Can a car company know more about your next Mercedes-Benz purchase than you do? Daimler AG, which makes the iconic vehicle, uses a combination of artificial intelligence (AI) and predictive analytics to accurately determine when their existing customers are ready for another car.
Daimler's Mercedes brand wanted to get more value from its data when it came to first and second car purchases. The automaker was interested in what factors helped a customer choose an entry-level A-Class vehicle as their first purchase, as well as what factors might cause an existing Mercedes luxury S-Class owner to purchase an A-Class vehicle.
When we first decided to innovate with analytics, we set our sights on predicting future A-class, entry-level car buyers," says Daniel Pape, a senior project manager at Daimler AG. "We knew that in order to gain real value from our data, we needed to leverage artificial intelligence (AI)."
The company prepared its project by looking at a combination of customer relationship management data culled from retailers and campaign management.
Daimler started its data modeling in Berlin with a heat map to predict in which area the highest potential A-Class driver would buy a car. Daimler had 100,000 customer records in its database. An initial round of analysis whittled down that number to 5,000 potential buyers of an A-Class Mercedes. In six weeks, they found dozens of potential customers who were most likely to purchase an A-Class vehicle.
The team dug so deep into the data and investigated these customers so thoroughly from this dataset that they identified a handful of customers who owned two S-Class Mercedes vehicles who were considering purchasing a third.
"We set out on a path of trial and error with many algorithms and many predictions," says Pape. "Most importantly, we needed to find a way to uncover whether our algorithms and predictions were correct—and if they were giving us correct results."
In the video below, Pape discusses how Daimler uses AI and predictive analytics to predict customer car purchases.
One challenge that the Daimler team experienced was being uncertain that their algorithms were sometimes faulty. By continuously applying human intelligence to the process, Daimler found its predictions getting better and better—and ultimately this helped the company discover thousands of future car buyers.

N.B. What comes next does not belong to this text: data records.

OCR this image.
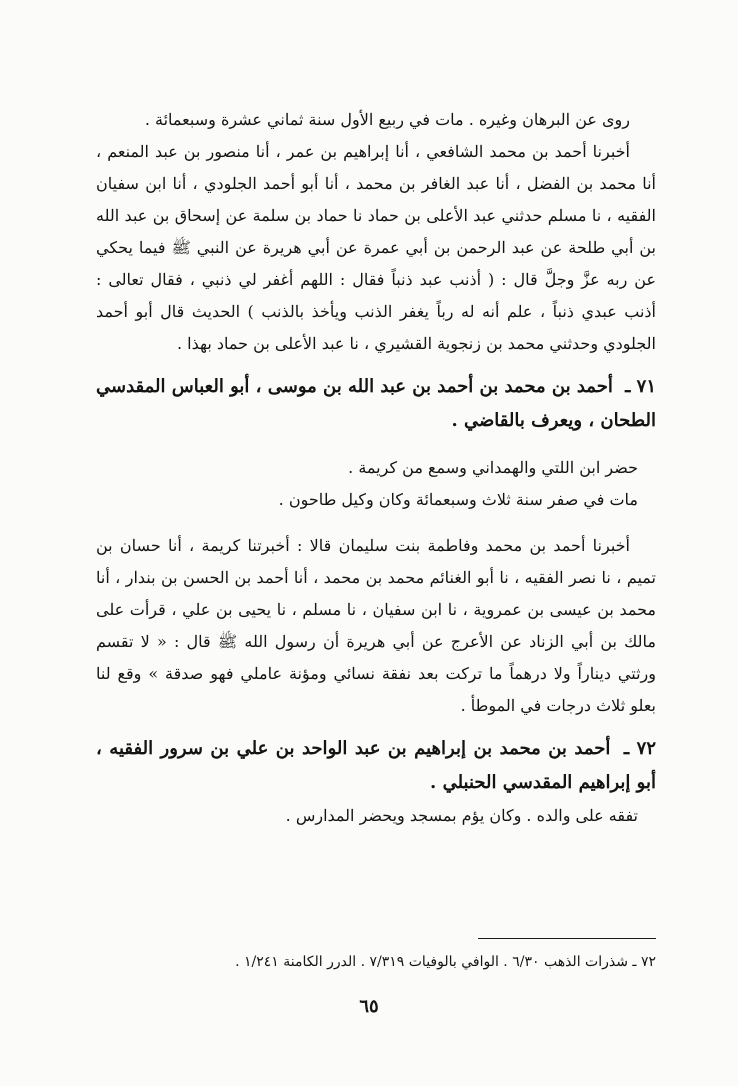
روى عن البرهان وغيره . مات في ربيع الأول سنة ثماني عشرة وسبعمائة .

أخبرنا أحمد بن محمد الشافعي ، أنا إبراهيم بن عمر ، أنا منصور بن عبد المنعم ، أنا محمد بن الفضل ، أنا عبد الغافر بن محمد ، أنا أبو أحمد الجلودي ، أنا ابن سفيان الفقيه ، نا مسلم حدثني عبد الأعلى بن حماد نا حماد بن سلمة عن إسحاق بن عبد الله بن أبي طلحة عن عبد الرحمن بن أبي عمرة عن أبي هريرة عن النبي ﷺ فيما يحكي عن ربه عزَّ وجلَّ قال : ( أذنب عبد ذنباً فقال : اللهم أغفر لي ذنبي ، فقال تعالى : أذنب عبدي ذنباً ، علم أنه له رباً يغفر الذنب ويأخذ بالذنب ) الحديث قال أبو أحمد الجلودي وحدثني محمد بن زنجوية القشيري ، نا عبد الأعلى بن حماد بهذا .

٧١ ـ أحمد بن محمد بن أحمد بن عبد الله بن موسى ، أبو العباس المقدسي الطحان ، ويعرف بالقاضي .

حضر ابن اللتي والهمداني وسمع من كريمة .

مات في صفر سنة ثلاث وسبعمائة وكان وكيل طاحون .

أخبرنا أحمد بن محمد وفاطمة بنت سليمان قالا : أخبرتنا كريمة ، أنا حسان بن تميم ، نا نصر الفقيه ، نا أبو الغنائم محمد بن محمد ، أنا أحمد بن الحسن بن بندار ، أنا محمد بن عيسى بن عمروية ، نا ابن سفيان ، نا مسلم ، نا يحيى بن علي ، قرأت على مالك بن أبي الزناد عن الأعرج عن أبي هريرة أن رسول الله ﷺ قال : « لا تقسم ورثتي ديناراً ولا درهماً ما تركت بعد نفقة نسائي ومؤنة عاملي فهو صدقة » وقع لنا بعلو ثلاث درجات في الموطأ .

٧٢ ـ أحمد بن محمد بن إبراهيم بن عبد الواحد بن علي بن سرور الفقيه ، أبو إبراهيم المقدسي الحنبلي .

تفقه على والده . وكان يؤم بمسجد ويحضر المدارس .

٧٢ ـ شذرات الذهب ٦/٣٠ . الوافي بالوفيات ٧/٣١٩ . الدرر الكامنة ١/٢٤١ .
٦٥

"We had a lot of algorithms, but we had to figure out if it was accurate or if the information was of true value since sometimes customer queries are not complete or truthful," says Marc Winter, a consultant application management at Daimler. "We began by deep-mining the data, and then utilized business intelligence (BI) and AI. Using the functionalities, we returned to BI to challenge our models. With an open solution, we were easily able to visualize our results."
Winter noted that Daimler could pinpoint whether one area or the algorithm needed to be tweaked. By visualizing our predictions, we could answer critical questions like: What are we predicting? What amount are we predicting? Why are we making these predictions?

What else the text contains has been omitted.